The other thought it brings to mind is that while various works of art have differing merits on strictly aesthetic grounds... well, let me back up. I often feel torn between two schools of aesthetic thought. The first asserts that art must be judged on its content, on whatever social or political or ethical or even emotional effects it might have. The other says that art ought be judged only on its purely aesthetic effects. (I am here using the word "aesthetic" to refer to the unique pleasure gained from experiencing and recognizing patterns.) This tension is to me particularly acute in music, since usually the emotional effect of the music is very obviously direct, but the aesthetic effects of musical patterns are just as easily perceived and yet remain completely abstract. You can then have bizarre experiences like feeling pure aesthetic ecstasy at music that is emotionally cold or even brutal (or the opposite, aesthetic tedium at music whose content is very moving or uplifting) without having an inkling of what the tension between the two is supposed to mean.
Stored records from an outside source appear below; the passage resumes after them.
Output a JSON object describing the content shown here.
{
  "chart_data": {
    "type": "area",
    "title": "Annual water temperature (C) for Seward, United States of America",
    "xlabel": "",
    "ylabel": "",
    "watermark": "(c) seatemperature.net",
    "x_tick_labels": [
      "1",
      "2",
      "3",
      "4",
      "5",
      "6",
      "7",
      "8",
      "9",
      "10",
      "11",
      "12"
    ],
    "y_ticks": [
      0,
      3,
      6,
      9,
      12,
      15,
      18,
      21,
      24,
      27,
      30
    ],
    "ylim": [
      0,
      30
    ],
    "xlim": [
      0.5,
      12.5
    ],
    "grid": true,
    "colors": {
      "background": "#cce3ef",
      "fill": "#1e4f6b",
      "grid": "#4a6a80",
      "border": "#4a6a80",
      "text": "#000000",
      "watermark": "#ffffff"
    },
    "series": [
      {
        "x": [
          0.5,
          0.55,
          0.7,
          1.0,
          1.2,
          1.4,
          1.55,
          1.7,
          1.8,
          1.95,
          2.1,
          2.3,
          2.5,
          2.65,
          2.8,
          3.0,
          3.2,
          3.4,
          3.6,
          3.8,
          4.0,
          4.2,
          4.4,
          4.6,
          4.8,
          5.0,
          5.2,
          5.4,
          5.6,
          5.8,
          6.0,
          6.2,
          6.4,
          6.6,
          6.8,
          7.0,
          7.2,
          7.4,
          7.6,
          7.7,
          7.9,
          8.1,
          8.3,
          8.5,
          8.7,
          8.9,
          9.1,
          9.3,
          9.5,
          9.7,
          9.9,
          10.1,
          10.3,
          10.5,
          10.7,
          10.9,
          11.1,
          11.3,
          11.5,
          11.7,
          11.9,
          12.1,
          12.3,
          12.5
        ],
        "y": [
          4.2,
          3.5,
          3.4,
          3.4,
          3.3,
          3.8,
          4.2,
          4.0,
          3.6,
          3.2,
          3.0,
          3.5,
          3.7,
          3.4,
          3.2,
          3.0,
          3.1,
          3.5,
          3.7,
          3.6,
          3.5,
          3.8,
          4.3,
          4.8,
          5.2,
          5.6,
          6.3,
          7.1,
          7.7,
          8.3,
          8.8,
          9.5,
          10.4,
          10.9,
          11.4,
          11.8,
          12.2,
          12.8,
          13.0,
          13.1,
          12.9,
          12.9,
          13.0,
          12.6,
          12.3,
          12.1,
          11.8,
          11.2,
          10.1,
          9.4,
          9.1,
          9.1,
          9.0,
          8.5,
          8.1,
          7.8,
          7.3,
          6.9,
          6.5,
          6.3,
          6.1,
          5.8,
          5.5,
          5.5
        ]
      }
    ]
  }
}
I can't tell you what it means. If I could, then I would be able to resolve the tension between the two aesthetic models, and if you thought I was going to come down on one side or the other on that debate, well, sorry to disappoint you. But while listening to Cat Power it occurred to me that there might be another way of thinking about this. People often object to the aestheticist school of thought because it seems to them inhumane, as if there were no criteria that could be applied besides the purely abstract (and thus purely irrelevant) ones. But it occurs to me that there might be a way to judge aesthetic effects on the non-aesthetic effects they have as well, non-aesthetic effects that they have as aesthetic effects, apart from whatever non-aesthetic content they might have, since aesthetic effects undoubtedly can be judged on scales other than zero to ten where zero is stuporific banality and ten is Emily Dickinson. If art can be judged on this criterion, it seems to me that the creation of art, even abstract art, can always be seen as a social and therfore "moral" or political act, since there will always be real non-aesthetic effects on real people. And an artist's responsibility to her community is twice what she used to think it was.